Can't wait to try a tobacco in mine ( curse you steeping ) .. damn good tank

Reactions: Like 2


----------



## Clouds4Days

Smoke_A_Llama said:


> Can't wait to try a tobacco in mine ( curse you steeping ) .. damn good tank



I haven't tried a tobacco in her yet, im vaping 6mg Flash Point by Decadence clouds on the Doggystyle and in my Merlin Mini i have 6mg Obsidian by Enyereklaw.

Reactions: Like 1


----------



## Smoke_A_Llama

Clouds4Days said:


> I haven't tried a tobacco in her yet, im vaping 6mg Flash Point by Decadence clouds on the Doggystyle and in my Merlin Mini i have 6mg Obsidian by Enyereklaw.


How is the obsidian? Almost added it to my cart but after I saw how much I already added to it.. ze wallet ran away

Reactions: Like 1 | Funny 1


----------



## Clouds4Days

Smoke_A_Llama said:


> How is the obsidian? Almost added it to my cart but after I saw how much I already added to it.. ze wallet ran away



Hahaha that happens alot to me too. Its awesome bud. Difficult to explain the profile but i get a sort of honey, cookie dough light tobacco flavour.

But it does gunk up the coils alot. I have to Rewick around every 3/4 days as apposed to weekly with my other juices.

Reactions: Like 2


----------



## Smoke_A_Llama

Clouds4Days said:


> Hahaha that happens alot to me too.
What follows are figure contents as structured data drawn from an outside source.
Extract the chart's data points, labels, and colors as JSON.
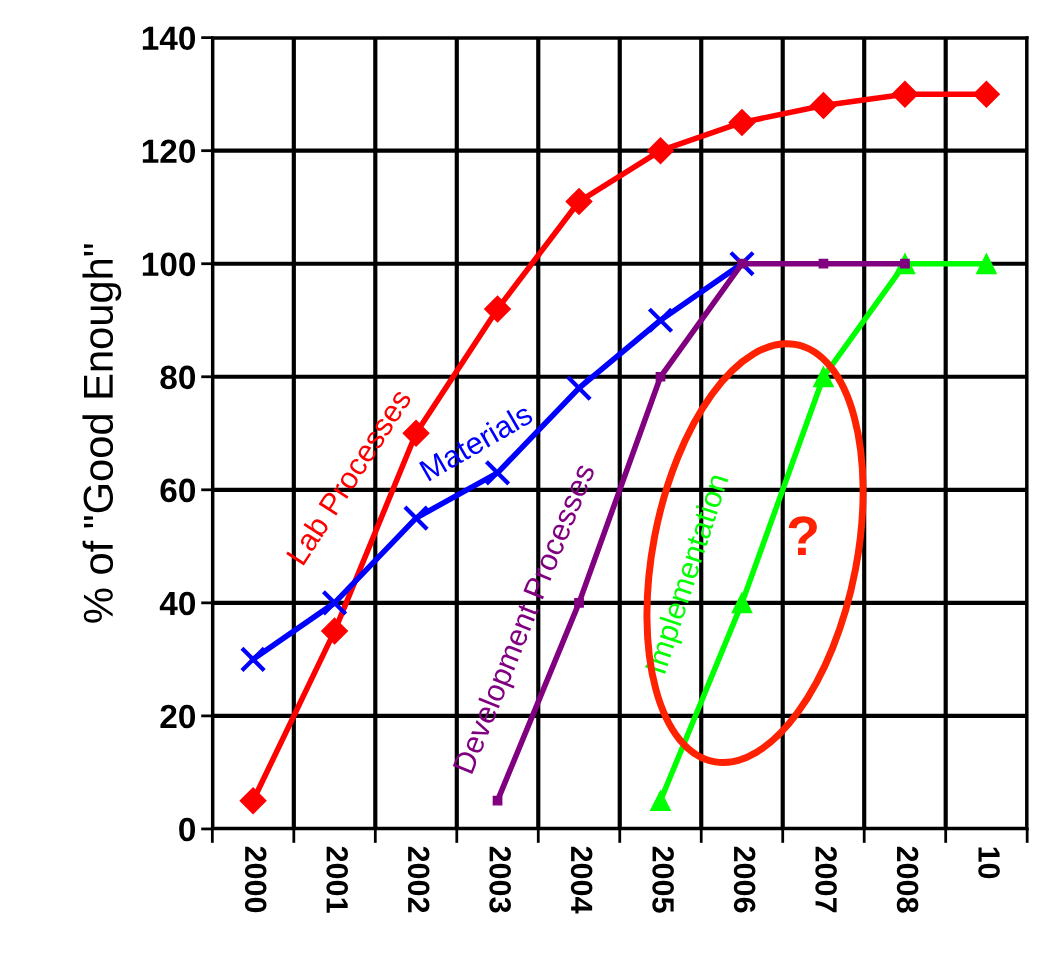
{
  "chart_data": {
    "type": "line",
    "ylabel": "% of \"Good Enough\"",
    "categories": [
      "2000",
      "2001",
      "2002",
      "2003",
      "2004",
      "2005",
      "2006",
      "2007",
      "2008",
      "10"
    ],
    "series": [
      {
        "name": "Lab Processes",
        "color": "#ff0000",
        "marker": "diamond",
        "values": [
          5,
          35,
          70,
          92,
          111,
          120,
          125,
          128,
          130,
          130
        ]
      },
      {
        "name": "Materials",
        "color": "#0000ff",
        "marker": "cross",
        "values": [
          30,
          40,
          55,
          63,
          78,
          90,
          100,
          null,
          null,
          null
        ]
      },
      {
        "name": "Development Processes",
        "color": "#800080",
        "marker": "square",
        "values": [
          null,
          null,
          null,
          5,
          40,
          80,
          100,
          100,
          100,
          null
        ]
      },
      {
        "name": "Implementation",
        "color": "#00ff00",
        "marker": "triangle",
        "values": [
          null,
          null,
          null,
          null,
          null,
          5,
          40,
          80,
          100,
          100
        ]
      }
    ],
    "annotations": [
      "?"
    ],
    "ylim": [
      0,
      140
    ],
    "yticks": [
      0,
      20,
      40,
      60,
      80,
      100,
      120,
      140
    ],
    "grid": true,
    "legend": false,
    "line_style": "solid"
  }
}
Its awesome bud. Difficult to explain the profile but i get a sort of honey, cookie dough light tobacco flavour.
> 
> But it does gunk up the coils alot. I have to Rewick around every 3/4 days as apposed to weekly with my other juices.



Suppose that's international for you

Reactions: Like 1


----------



## Clouds4Days

Smoke_A_Llama said:


> Suppose that's international for you



Its not from sweetner though cause the juice isn't a very sweet juice.
Its some other concentrate that is causing the coil gunking.

Reactions: Like 1


----------



## Smoke_A_Llama

@Clouds4Days do you sometimes struggle to unscrew the tank to refill ?

Reactions: Like 1


----------



## Clouds4Days

Smoke_A_Llama said:


> @Clouds4Days do you sometimes struggle to unscrew the tank to refill ?
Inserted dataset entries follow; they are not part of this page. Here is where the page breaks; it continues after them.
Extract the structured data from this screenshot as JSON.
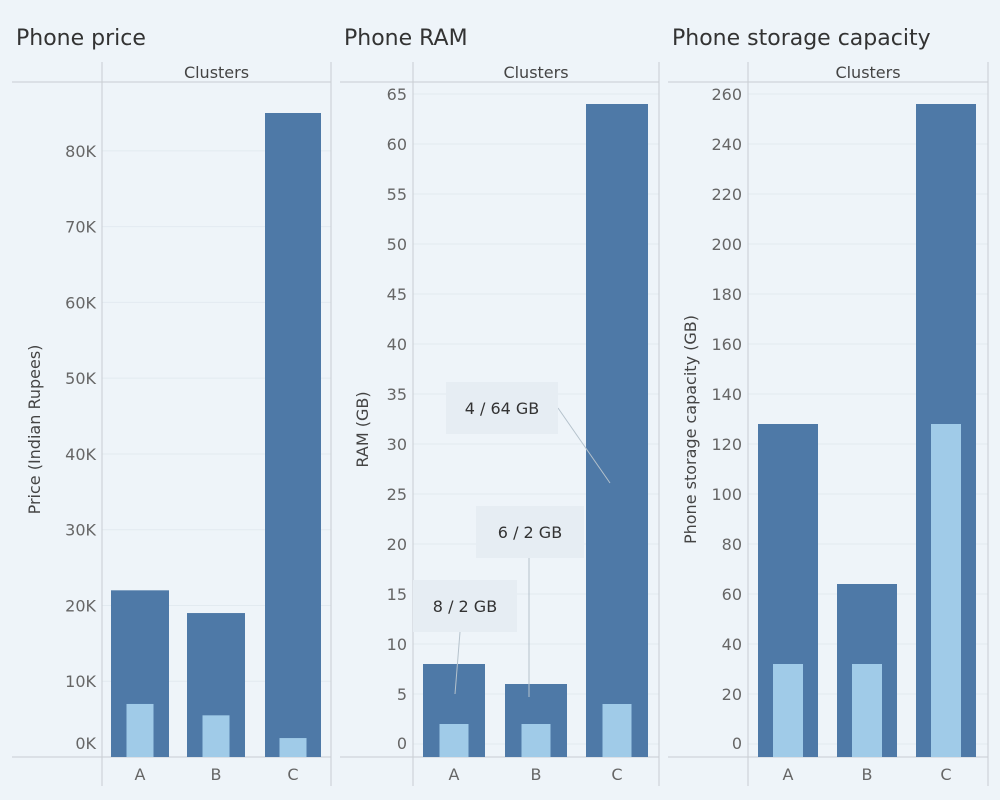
{
  "chart_data": [
    {
      "type": "bar",
      "title": "Phone price",
      "column_header": "Clusters",
      "ylabel": "Price (Indian Rupees)",
      "categories": [
        "A",
        "B",
        "C"
      ],
      "ylim": [
        0,
        90000
      ],
      "yticks": [
        0,
        10000,
        20000,
        30000,
        40000,
        50000,
        60000,
        70000,
        80000
      ],
      "ytick_labels": [
        "0K",
        "10K",
        "20K",
        "30K",
        "40K",
        "50K",
        "60K",
        "70K",
        "80K"
      ],
      "grid": true,
      "series": [
        {
          "values": [
            22000,
            19000,
            85000
          ],
          "color": "#4e79a7"
        },
        {
          "values": [
            7000,
            5500,
            2500
          ],
          "color": "#a0cbe8"
        }
      ],
      "annotations": []
    },
    {
      "type": "bar",
      "title": "Phone RAM",
      "column_header": "Clusters",
      "ylabel": "RAM (GB)",
      "categories": [
        "A",
        "B",
        "C"
      ],
      "ylim": [
        -1.5,
        66
      ],
      "yticks": [
        0,
        5,
        10,
        15,
        20,
        25,
        30,
        35,
        40,
        45,
        50,
        55,
        60,
        65
      ],
      "ytick_labels": [
        "0",
        "5",
        "10",
        "15",
        "20",
        "25",
        "30",
        "35",
        "40",
        "45",
        "50",
        "55",
        "60",
        "65"
      ],
      "grid": true,
      "series": [
        {
          "values": [
            8,
            6,
            64
          ],
          "color": "#4e79a7"
        },
        {
          "values": [
            2,
            2,
            4
          ],
          "color": "#a0cbe8"
        }
      ],
      "annotations": [
        {
          "text": "8 / 2 GB",
          "category": "A"
        },
        {
          "text": "6 / 2 GB",
          "category": "B"
        },
        {
          "text": "4 / 64 GB",
          "category": "C"
        }
      ]
    },
    {
      "type": "bar",
      "title": "Phone storage capacity",
      "column_header": "Clusters",
      "ylabel": "Phone storage capacity (GB)",
      "categories": [
        "A",
        "B",
        "C"
      ],
      "ylim": [
        -6,
        264
      ],
      "yticks": [
        0,
        20,
        40,
        60,
        80,
        100,
        120,
        140,
        160,
        180,
        200,
        220,
        240,
        260
      ],
      "ytick_labels": [
        "0",
        "20",
        "40",
        "60",
        "80",
        "100",
        "120",
        "140",
        "160",
        "180",
        "200",
        "220",
        "240",
        "260"
      ],
      "grid": true,
      "series": [
        {
          "values": [
            128,
            64,
            256
          ],
          "color": "#4e79a7"
        },
        {
          "values": [
            32,
            32,
            128
          ],
          "color": "#a0cbe8"
        }
      ],
      "annotations": []
    }
  ]
}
I have only once really struggled but now i dont tighten the tank to base as much as before. Also when you screw the atty onto the mod as soon as it feels tight dont tighten it down more as this turns the tank onto the base even tighter.

Reactions: Like 1 | Thanks 1


----------



## BATMAN

This looks so slick...Damn

Reactions: Like 1 | Agree 1


----------